MICHAEL A. CONZELMAN,
Plaintiff-Appellant,
and
RHOSAN K. CONZELMAN,
Plaintiff,
v.
UNITED STATES OF AMERICA,
Defendant-Appellee.

NOT FOR PUBLICATION

UNITED STATES COURT OF APPEALS
FOR THE NINTH CIRCUIT

D.C. No. 8:18-cv-00431-DOC-DFM

MEMORANDUM*

Appeal from the United States District Court
for the Central District of California
David O. Carter, District Judge, Presiding

Submitted February 4, 2020**

Before: FERNANDEZ, SILVERMAN, and TALLMAN, Circuit Judges.

Michael A. Conzelman appeals pro se from the district court's judgment dismissing his action related to his income tax liability for tax year 2012. We have jurisdiction under 28 U.S.C. § 1291. We review de novo. Dexter v. Colvin, 731 F.3d 977, 980 (9th Cir. 2013) (dismissal for lack of subject matter jurisdiction); Hebbe v. Pliler, 627 F.3d 338, 341 (9th Cir. 2010) (dismissal under Fed. R. Civ. P. 12(b)(6)). We affirm.

The district court properly dismissed Conzelman's claim for a tax refund under 26 U.S.C § 7422 because Conzelman failed to file his claim within three years of filing his 2012 return. See 26 U.S.C. § 6511(a) (setting forth limitations period for refund claim); United States v. Brockamp, 519 U.S. 347, 353 (1997) (equitable tolling does not apply to § 6511's time limitations for refund claims).

The district court properly dismissed Conzelman's claims for damages under 26 U.S.C. § 7433 because Conzelman failed to allege facts sufficient to show any unauthorized collection activity.
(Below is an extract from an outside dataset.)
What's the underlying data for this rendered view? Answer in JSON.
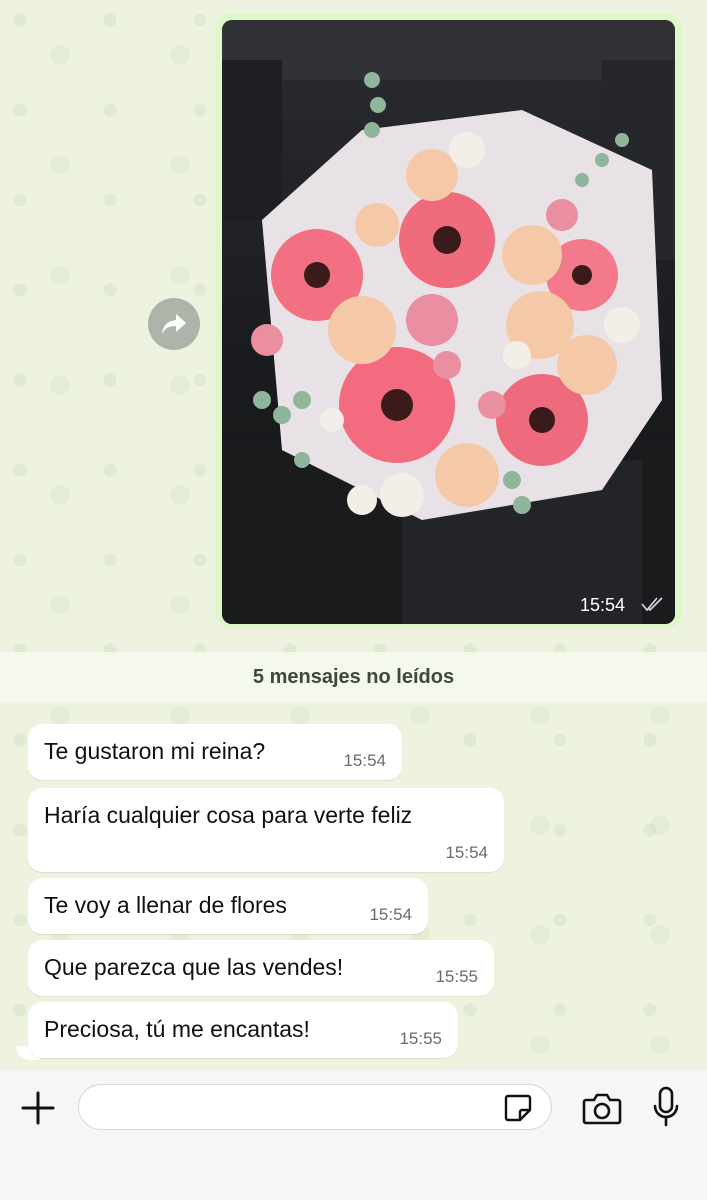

See Hebbe, 627 F.3d at 341-42 (although pro se pleadings are construed liberally, plaintiff must present factual allegations sufficient to state a plausible claim for relief); Miller v. United States, 66 F.3d 220, 223 (9th Cir. 1995) (the assessment or tax determination process does not constitute an act of collection and is therefore, not actionable under § 7433).

AFFIRMED.

FOOTNOTES

*This disposition is not appropriate for publication and is not precedent except as provided by Ninth Circuit Rule 36-3.

**The panel unanimously concludes this case is suitable for decision without oral argument. See Fed. R. App. P. 34(a)(2).